3. Challenge ideas, not individuals: Students must be encouraged to use affirmative language to acknowledge opposing points of view—for example, “I see your point, but...” or “What I’m hearing is...” or “I disagree/agree with... and here’s why.” The teacher should communicate that tone matters and that students should be respectful and moderate; no yelling or interrupting. These sentence stems or starters can also be posted so that students can reference the expressions during the discussion.
4. Commit to learning, not winning: Everyone in the room must be dedicated to expanding our understanding of the topics discussed, not winning the debate. Using everyone’s opinions or perspectives can help form a whole group’s understanding of the subject. I recommend removing the word debate from the classroom lexicon and replacing it with discussion or conversation.
5. Define terms toward common understanding: Disagreements often arise when we assume that we share the same definition of key terms. Teachers should preface discussions with clear, academic, and age-appropriate definitions of key terms involved in the discussion. When discussions are spontaneous, the teacher should pause the conversation to create an agreement upon definition. The objective is to unload often loaded terms: What is racist? What is sexist? What is socialism? What is fake news? What is justice? What is fair?
6. Stay relevant: Classroom discussions must be germane to the curriculum or to the lives of the students. The conversations should be relevant to understanding the objective of the lesson or the unit. Help students find the connection between the past and the present.
Once the behaviors have been agreed upon, a department, school, or district must communicate the common language of civic spaces to all the stakeholders. In Sparta, each social studies teacher has shared the “Civic Space” framework with their students and families through their online classrooms, classroom syllabi, and Back to School Night presentations. Classroom visuals and hallway bulletin boards remind students of the values of the civic space.

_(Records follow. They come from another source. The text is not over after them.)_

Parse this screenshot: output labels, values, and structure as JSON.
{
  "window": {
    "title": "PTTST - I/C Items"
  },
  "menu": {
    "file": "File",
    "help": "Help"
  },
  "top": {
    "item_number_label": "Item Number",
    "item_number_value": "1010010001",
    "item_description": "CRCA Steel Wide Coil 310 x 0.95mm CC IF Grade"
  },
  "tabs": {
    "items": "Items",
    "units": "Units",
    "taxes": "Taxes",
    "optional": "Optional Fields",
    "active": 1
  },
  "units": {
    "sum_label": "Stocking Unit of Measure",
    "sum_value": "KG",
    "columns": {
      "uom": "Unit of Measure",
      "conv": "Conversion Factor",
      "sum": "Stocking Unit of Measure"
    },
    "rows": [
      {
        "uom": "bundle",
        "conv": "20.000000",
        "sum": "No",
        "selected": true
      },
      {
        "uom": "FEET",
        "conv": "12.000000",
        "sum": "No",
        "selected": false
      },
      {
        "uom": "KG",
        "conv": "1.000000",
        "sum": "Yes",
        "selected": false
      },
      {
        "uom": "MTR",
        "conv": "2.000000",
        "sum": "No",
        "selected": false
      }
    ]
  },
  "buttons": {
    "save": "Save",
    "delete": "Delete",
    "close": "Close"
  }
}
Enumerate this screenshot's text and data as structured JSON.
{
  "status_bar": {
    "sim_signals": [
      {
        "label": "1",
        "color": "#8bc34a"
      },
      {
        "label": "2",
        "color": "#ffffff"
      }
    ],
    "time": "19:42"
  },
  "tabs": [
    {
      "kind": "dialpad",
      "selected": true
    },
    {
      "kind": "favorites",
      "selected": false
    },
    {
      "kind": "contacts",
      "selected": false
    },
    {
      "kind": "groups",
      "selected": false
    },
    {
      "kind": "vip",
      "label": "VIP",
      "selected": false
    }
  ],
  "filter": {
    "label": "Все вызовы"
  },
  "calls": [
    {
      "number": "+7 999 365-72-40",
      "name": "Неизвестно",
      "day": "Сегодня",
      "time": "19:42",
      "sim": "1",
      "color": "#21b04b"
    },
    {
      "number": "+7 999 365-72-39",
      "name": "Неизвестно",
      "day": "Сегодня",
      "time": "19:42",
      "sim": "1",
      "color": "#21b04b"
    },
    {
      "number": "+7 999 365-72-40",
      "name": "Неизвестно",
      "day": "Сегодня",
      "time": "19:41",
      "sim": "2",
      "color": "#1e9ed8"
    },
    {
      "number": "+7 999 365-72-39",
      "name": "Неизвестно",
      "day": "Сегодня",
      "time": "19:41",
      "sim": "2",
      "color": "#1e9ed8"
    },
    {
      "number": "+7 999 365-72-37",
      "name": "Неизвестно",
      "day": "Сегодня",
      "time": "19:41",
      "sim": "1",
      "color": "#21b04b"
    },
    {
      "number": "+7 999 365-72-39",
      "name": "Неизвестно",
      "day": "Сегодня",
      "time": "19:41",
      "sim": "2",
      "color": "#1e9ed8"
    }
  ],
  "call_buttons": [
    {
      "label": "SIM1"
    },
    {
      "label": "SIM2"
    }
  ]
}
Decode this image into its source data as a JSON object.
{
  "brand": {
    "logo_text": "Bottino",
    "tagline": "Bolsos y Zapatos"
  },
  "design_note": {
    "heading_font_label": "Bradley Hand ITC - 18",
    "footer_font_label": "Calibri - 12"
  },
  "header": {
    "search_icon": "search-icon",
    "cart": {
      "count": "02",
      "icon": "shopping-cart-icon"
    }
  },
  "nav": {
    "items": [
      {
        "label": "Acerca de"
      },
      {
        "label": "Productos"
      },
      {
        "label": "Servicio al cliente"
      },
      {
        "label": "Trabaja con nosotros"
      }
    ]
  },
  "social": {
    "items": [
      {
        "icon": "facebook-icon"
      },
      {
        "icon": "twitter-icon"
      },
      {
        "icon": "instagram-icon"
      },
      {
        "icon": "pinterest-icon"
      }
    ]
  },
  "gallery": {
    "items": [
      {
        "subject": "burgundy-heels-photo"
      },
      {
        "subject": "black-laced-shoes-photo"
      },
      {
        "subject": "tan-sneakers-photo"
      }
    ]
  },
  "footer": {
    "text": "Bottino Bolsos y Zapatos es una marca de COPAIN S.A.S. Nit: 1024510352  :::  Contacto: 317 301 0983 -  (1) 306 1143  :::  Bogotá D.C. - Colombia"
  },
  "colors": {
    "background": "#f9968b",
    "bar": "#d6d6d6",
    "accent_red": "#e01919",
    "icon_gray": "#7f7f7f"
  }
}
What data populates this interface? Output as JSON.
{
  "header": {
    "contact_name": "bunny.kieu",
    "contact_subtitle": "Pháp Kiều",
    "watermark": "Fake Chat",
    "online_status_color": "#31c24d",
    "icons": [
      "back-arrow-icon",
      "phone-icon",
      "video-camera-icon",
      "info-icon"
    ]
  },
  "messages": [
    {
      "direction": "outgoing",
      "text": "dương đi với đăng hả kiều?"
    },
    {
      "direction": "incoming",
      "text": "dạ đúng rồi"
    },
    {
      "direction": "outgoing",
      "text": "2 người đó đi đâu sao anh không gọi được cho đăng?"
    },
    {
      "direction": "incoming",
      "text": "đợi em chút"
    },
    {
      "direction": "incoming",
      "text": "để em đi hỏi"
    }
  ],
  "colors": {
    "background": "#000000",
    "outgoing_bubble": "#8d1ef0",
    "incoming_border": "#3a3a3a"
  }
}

Depending on your level of community commitment, these guidelines can be shared through the district website or across academic disciplines, or even adopted by elected bodies (school board or local governing body).
Our current atmosphere of political polarization did not develop overnight, and it will not be dismantled by snapping our fingers or engaging in wishful thinking. However, a concerted community response can begin to foster a culture of civil discourse and create a civic space that can transform citizenship in the future.